United States of America, Plaintiff-appellee, v. Cindi Eagleton, Defendant-appellant, 131 F.3d 149 (9th Cir. 1997)Annotate this Case
Nov. 28, 1997. Argued and Submitted November 6, 1997
Appeal from the United States District Court for the District of Arizona
Robert C. Broomfield, District Judge, Presiding
Before: WIGGINS and KLEINFELD, Circuit Judges, DWYER** , District Judge
Appellant argues that there was no loss, in the sense of U.S.S.G. § 2F1.1, because the government sold the properties to the appellant for the high bid, got paid, and then got the properties back in better condition than when they were sold. But that presupposes that the only victim whose loss can be considered in this case is the government. The victims of diversion of benefits cases include whoever might have obtained the benefit had it not been diverted, as well as the government. The commissioners addressed exactly the issue before us in this case, in Official Comment 7(d):
7(d) Diversion of Government Program Benefits
In a case involving diversion of government program benefits, loss is value of the benefits diverted from intended recipients or uses
The official commentary to the guidelines is binding unless it is plainly erroneous or inconsistent with the Guidelines. Stinson v. United States, 113 S. Ct. 1913, 1919 (1993).
Because the government benefits program was designed to benefit people of moderate means, not the government, the district court properly used the loss calculation method prescribed for diversion of government benefits cases. It was immaterial whether any individual persons of moderate means who lost out on the real estate could be identified. The amount of the loss was readily ascertainable by the means suggested in the guideline commentary, so there was no need to resort to substitute methods. See United States v. Barnes, 117 F.3d 328, 336 (7th Cir. 1997) (applying Official Comment 7(d)); United States v. Peters, 59 F.3d 732, 734 (8th Cir. 1995) (same).
The cases appellant cites for an alternative approach, United States v. Allison, 86 F.3d 940 (9th Cir. 1996), and United States v. Harper, 32 F.3d 1387 (9th Cir. 1994), are not diversion of government program benefits cases. In those two cases, the answer to the question of how to calculate loss could not be a simple application of Comment 7(d).
Appellant makes a good point that using a fraudulent misrepresentation to get a government loan that will be repaid ought not to "be punished as severely as a con artist who intended to winkle $142,400 ... from a senile old lady." United States v. Schneider, 930 F.2d 555, 559 (7th Cir. 1991). This problem can be dealt with by application of another of the official comments, which explains that " [w]here the loss determined above significantly understates or overstates the seriousness of the defendant's conduct, an upward or downward departure may be warranted." U.S.S.G. § 2F1.1 Comment 7(b). In the case at bar, the judge granted a downward departure on the basis of his judgment that mechanical application of the guidelines overstated the loss. Appellant's crime was not punished as severely as if she had stolen money from a vulnerable victim, or even stolen money from the government and not paid it back.

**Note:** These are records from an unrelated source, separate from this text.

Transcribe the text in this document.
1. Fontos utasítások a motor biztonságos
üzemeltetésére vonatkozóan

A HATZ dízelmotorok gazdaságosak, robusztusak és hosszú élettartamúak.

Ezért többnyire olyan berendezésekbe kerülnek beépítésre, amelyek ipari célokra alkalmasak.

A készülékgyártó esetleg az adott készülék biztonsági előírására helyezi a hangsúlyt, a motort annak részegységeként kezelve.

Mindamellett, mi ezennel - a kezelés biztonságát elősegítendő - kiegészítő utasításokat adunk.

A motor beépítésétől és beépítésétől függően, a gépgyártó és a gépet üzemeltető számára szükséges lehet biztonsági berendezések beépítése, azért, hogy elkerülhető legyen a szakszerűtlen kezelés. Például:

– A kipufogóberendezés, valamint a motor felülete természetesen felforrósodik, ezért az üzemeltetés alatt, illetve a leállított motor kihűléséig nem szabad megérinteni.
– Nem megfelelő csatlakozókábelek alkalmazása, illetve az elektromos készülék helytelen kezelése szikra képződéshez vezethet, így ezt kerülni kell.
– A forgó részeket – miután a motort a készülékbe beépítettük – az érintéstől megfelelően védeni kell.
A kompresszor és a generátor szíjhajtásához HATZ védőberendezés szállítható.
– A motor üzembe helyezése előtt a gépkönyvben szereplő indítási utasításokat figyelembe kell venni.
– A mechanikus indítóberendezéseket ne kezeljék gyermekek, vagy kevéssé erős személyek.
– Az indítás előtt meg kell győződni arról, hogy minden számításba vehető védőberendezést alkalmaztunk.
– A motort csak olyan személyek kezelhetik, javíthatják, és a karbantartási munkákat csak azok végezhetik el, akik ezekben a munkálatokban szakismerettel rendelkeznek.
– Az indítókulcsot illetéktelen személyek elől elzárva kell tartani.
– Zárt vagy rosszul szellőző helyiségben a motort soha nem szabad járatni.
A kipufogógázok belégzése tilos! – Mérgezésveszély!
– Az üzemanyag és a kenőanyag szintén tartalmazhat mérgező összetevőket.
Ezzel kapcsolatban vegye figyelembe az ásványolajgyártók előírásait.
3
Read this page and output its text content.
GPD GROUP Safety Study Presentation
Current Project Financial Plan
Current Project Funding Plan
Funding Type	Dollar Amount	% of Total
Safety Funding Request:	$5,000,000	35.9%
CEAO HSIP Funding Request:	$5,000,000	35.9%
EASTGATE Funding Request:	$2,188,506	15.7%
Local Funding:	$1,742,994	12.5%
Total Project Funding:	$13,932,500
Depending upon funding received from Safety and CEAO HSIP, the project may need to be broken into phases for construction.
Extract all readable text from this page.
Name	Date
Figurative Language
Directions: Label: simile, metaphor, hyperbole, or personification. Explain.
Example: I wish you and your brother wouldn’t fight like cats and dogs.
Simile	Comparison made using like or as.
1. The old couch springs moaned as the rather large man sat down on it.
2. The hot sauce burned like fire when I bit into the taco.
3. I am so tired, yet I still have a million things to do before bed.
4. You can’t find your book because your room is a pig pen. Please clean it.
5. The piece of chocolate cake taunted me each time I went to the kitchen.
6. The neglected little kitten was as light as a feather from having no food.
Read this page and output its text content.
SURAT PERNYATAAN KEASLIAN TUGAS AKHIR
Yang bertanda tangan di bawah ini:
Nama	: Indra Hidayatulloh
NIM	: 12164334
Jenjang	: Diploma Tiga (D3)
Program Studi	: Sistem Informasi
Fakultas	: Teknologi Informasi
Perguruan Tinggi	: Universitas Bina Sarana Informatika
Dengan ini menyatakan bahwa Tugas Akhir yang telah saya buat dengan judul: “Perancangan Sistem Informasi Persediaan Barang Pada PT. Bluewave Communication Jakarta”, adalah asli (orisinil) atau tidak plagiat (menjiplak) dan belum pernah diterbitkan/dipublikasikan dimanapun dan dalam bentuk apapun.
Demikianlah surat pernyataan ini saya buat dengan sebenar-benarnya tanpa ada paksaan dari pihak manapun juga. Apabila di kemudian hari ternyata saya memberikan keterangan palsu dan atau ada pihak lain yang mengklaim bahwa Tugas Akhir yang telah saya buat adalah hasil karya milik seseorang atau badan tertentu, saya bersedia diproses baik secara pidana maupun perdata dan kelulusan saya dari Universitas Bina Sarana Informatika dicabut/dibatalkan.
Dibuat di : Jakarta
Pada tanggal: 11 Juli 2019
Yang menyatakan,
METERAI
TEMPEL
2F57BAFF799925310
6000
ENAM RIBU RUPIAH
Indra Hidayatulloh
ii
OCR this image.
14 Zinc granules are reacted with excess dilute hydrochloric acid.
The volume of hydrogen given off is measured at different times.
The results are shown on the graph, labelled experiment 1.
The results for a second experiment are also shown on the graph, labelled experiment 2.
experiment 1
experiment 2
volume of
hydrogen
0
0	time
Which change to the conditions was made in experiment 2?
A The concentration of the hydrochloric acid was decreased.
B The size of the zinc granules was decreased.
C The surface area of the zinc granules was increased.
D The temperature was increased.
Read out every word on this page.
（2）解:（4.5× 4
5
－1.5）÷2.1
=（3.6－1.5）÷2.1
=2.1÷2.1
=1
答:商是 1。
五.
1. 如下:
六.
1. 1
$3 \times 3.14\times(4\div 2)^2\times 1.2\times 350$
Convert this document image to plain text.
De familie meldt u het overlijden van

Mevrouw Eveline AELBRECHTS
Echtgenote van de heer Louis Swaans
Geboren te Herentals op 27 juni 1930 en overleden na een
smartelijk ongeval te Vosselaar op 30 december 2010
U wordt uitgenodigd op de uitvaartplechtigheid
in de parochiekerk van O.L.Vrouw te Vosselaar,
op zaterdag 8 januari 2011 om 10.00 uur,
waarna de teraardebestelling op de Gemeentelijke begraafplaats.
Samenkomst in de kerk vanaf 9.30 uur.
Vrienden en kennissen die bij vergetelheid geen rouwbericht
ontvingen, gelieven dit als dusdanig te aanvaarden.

Because it is a district court decision from another circuit, it is not necessary for us to determine whether United States v. Caba, 911 F. Supp. 630 (E.D.N.Y.), aff'd, 104 F.3d 354 (2d Cir. 1996) (table), is correct or to explain our disagreement, if we do disagree. In that complex case, defendant never misrepresented his income in order to divert food stamps from poor people to himself. All of his crimes were in the illegal acceptance of food stamps or in transactions following use of food stamps by legitimate recipients. Those facts appear to distinguish Caba from the case at bar, but because it is an out-of-circuit district court decision, we need reach no conclusion regarding Caba.